Великий хан тотчас повелел своим писцам составить особую харатью чиновнику, ведающему сбором налогов в Великой Армении, с повелением выдать означенному брату Сергию, сыну Саркиса-священника, двести золотых топоров и проследить, дабы он употребил эти средства на восстановление храма, где подвизался его отец. Ибо великий хан и сам видит, что от Бога христиан есть ощутимая польза и потому надлежит почтить и обрадовать этого Бога.
Таким образом, невзирая на происки завистливого Болдыки, брат Сергий получил все желаемое и отбыл обратно в Армению. А там, каковы бы ни были его изначальные намерения, монголы принудили его потратить двести золотых топоров на полное восстановление храма и домов, разрушенных сарацинами. И до конца дней своих служил брат Сергий в этом храме, сделавшись человеком большого благочестия и сотворив немало добрых дел.
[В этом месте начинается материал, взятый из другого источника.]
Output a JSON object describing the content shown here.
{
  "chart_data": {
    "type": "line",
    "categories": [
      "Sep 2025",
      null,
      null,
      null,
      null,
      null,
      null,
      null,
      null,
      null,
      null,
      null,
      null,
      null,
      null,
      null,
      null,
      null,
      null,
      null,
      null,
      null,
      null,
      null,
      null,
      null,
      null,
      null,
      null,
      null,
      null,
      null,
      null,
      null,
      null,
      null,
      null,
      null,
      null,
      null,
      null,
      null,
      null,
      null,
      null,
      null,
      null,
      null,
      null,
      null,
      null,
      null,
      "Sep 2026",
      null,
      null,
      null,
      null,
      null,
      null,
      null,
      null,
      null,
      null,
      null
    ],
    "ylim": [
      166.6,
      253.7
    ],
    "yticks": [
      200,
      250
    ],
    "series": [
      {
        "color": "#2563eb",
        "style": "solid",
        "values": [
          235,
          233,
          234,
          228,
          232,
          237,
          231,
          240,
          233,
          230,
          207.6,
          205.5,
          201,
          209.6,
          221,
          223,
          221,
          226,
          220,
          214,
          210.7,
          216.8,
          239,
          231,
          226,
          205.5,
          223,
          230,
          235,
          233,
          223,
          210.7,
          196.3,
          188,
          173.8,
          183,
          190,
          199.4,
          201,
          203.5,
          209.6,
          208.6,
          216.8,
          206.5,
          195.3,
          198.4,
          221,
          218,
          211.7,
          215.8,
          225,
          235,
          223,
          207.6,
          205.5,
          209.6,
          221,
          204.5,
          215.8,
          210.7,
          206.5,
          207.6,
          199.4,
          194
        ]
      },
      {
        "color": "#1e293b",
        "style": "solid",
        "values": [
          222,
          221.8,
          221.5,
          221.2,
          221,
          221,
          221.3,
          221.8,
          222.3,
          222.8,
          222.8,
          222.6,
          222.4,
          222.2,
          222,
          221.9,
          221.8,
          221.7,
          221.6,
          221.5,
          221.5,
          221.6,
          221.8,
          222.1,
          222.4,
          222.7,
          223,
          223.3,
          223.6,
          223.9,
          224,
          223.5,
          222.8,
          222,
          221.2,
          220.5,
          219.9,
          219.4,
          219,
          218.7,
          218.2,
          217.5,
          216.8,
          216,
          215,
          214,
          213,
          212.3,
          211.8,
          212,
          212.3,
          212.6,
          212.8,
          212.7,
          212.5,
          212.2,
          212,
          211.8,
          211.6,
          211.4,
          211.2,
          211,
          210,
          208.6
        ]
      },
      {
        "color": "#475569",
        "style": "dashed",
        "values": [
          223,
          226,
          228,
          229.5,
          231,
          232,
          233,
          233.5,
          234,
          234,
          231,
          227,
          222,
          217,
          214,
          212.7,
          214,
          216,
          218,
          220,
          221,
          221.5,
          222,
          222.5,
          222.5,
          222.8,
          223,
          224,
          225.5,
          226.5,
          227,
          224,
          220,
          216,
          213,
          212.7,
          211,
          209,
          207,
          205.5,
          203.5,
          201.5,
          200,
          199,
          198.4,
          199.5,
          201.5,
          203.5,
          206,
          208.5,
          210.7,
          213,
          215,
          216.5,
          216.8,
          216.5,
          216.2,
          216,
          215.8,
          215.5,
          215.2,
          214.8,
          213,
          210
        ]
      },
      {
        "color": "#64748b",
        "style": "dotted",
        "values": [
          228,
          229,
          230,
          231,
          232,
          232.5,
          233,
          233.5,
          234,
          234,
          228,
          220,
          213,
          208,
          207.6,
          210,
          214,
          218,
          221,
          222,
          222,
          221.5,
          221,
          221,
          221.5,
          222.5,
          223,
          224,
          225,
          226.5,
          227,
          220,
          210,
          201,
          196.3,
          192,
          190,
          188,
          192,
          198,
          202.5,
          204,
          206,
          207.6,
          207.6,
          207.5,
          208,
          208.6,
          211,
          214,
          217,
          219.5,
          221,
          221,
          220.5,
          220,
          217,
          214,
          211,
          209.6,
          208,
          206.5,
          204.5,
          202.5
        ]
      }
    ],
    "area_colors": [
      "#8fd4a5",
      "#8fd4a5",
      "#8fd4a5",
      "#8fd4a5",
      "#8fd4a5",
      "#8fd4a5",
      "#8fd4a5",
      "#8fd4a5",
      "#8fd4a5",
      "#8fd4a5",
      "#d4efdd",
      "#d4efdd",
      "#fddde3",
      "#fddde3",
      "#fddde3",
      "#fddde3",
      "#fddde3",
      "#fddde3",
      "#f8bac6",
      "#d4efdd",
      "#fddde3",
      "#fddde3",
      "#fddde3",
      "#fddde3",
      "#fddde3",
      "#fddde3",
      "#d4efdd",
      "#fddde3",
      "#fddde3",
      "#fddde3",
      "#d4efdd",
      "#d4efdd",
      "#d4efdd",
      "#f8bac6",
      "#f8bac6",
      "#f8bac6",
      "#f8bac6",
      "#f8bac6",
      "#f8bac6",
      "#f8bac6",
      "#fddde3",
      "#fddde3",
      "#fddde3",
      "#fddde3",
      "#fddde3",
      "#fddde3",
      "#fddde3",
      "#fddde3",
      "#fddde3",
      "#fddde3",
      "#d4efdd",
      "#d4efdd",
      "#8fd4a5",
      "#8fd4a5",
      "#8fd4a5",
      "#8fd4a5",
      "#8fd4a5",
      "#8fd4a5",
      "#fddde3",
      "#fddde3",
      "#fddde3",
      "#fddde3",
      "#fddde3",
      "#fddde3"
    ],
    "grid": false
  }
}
Иные говорят, будто этот брат Сергий вовсе не был сыном армянского священника и вообще не был армянином, а серебряный крест где-то украл по случаю. Утверждают, что на самом деле был он фускарием из Константинополя по имени Василий и на левой ноге имел шесть пальцев. Нашлись даже люди, которые бывали в его харчевне и пробовали там горячие бобы с мясом и фуску.
[Примечание переписчика на полях «Лампиона добродетели»: А если ты не пил фуски в горячий день, когда терзает жажда, то возьми воды с уксусом, вбей туда сырое яйцо, все хорошенько перемешай и пей!]
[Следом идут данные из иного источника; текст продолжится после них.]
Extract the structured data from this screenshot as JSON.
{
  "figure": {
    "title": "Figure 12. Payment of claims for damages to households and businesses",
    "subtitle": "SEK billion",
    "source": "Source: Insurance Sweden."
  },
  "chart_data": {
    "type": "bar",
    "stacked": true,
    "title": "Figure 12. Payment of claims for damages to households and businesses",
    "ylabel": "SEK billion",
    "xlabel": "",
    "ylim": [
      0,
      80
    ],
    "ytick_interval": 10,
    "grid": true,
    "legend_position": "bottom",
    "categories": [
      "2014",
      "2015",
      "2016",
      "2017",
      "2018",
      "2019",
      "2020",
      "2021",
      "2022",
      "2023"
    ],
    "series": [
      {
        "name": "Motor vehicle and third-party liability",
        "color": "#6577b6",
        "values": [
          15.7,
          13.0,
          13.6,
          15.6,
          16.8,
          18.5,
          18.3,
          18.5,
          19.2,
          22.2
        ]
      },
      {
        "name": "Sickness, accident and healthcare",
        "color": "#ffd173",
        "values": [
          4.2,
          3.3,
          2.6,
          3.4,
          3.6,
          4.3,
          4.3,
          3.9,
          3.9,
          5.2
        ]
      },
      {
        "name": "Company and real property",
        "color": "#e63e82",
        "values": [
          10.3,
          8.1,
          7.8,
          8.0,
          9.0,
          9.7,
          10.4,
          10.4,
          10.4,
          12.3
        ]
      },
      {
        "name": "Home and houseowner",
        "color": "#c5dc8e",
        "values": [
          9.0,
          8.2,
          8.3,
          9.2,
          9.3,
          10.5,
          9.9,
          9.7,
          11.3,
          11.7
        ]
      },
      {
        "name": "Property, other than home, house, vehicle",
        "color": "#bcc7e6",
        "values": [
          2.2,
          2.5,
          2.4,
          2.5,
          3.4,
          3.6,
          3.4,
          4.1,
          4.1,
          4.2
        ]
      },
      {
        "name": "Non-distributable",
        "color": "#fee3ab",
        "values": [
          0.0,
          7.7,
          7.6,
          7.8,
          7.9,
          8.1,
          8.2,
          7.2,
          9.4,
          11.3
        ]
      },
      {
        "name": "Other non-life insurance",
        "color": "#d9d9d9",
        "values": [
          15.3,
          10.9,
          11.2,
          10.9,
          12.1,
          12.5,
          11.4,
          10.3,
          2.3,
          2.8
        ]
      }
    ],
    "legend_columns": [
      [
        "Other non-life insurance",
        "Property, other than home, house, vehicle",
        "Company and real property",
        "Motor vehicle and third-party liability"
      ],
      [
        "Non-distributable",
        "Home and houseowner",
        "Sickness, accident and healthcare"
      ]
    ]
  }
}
Однако, кем бы ни был тот человек, Сергием или Василием, имеет значение не начало жизни, а ее исход; скончался же он в глубокой старости и был оплакан родными и прихожанами как воистину святой подвижник.
Конец рассказа из «Лампиона добродетели».
Грамота Золотые Буквы
Таким вот образом и жил Феодул в праздности и размышлениях, время проводил в благочестивых беседах с братом Сергием-армянином, законоучителем Давидом и русским дьяконом Болдыкою, а с Андреем старался видеться пореже, ибо далматинец впал в полное угрюмство и от разговоров с ним возникали одни только неприятности.
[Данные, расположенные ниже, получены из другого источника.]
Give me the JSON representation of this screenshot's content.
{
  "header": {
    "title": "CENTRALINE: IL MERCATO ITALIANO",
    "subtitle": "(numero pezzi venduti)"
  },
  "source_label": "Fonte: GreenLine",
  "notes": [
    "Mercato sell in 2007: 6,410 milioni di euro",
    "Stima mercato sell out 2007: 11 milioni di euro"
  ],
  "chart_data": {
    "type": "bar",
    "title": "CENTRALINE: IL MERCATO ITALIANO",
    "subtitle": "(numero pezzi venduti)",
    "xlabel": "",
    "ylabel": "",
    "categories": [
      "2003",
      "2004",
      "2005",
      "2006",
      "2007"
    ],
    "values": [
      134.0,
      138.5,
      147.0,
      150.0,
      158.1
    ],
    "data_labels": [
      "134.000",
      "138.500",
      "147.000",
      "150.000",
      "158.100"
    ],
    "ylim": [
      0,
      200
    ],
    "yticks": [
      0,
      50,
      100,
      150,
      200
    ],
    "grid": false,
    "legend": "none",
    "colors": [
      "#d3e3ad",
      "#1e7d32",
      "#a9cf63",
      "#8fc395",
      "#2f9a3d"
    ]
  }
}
Постепенно Феодул свыкся с таким житьем-бытьем, и ничто больше не огорчало его: ни страховидная монголка, ласкавшая его по ночам маленькими жесткими ладошками, ни хин-хин, каждое утро взбиравшийся ему на загривок и так наподобие горба сидящий у Феодула за спиной весь день, покуда не наступало время сна. Запахов в монгольском городе имелось видимо-невидимо, и все, видать, сытные, ибо раздобрел некогда тощий хин-хин свыше всякой меры, так что Феодула все тяжелее гнуло к земле от такой ноши. И вот всему этому внезапно был положен предел. Как-то утром – а Феодул уж и помнить забыл о том, что он посланник великого Папы Римского – вбежал в юрту какой-то верткий, суетливый монгол и принялся кричать, размахивая тяжелыми шелковыми рукавами. Феодул быстро закрыл рот, который только-только распахнул ради сладкой зевоты, избавился от своей монголки и растолкал Андрея. Далматинец сел, потер лицо. От кислой его физиономии засосало у Феодула в животе, словно от голода, но деваться некуда – пропадет без толмача Феодул. – Что ему нужно? – спросил Феодул. – Переводи, да живее!
Андрей стряхнул дремоту, прислушался.
– Говорит, что посольству Папы Римского надлежит немедленно бежать ко двору великого хана. Готов принять нас повелитель Вселенной.
Феодул так и сел. Хин-хин зашевелился, разбуженный голосами. Монгол сердито кричал и хлопал плеткой себя по сапогу.
– Давай одеваться, что ли, – вымолвил Феодул.
Он облачился во все дареное монгольское, взял мешок с добром, огладил напоследок каждую из игрушек, добытых в Константинополе. Вот и настала пора расставаться! Даже жаль стало. Хин-хину, дабы облагообразить, повязали на шею ленту.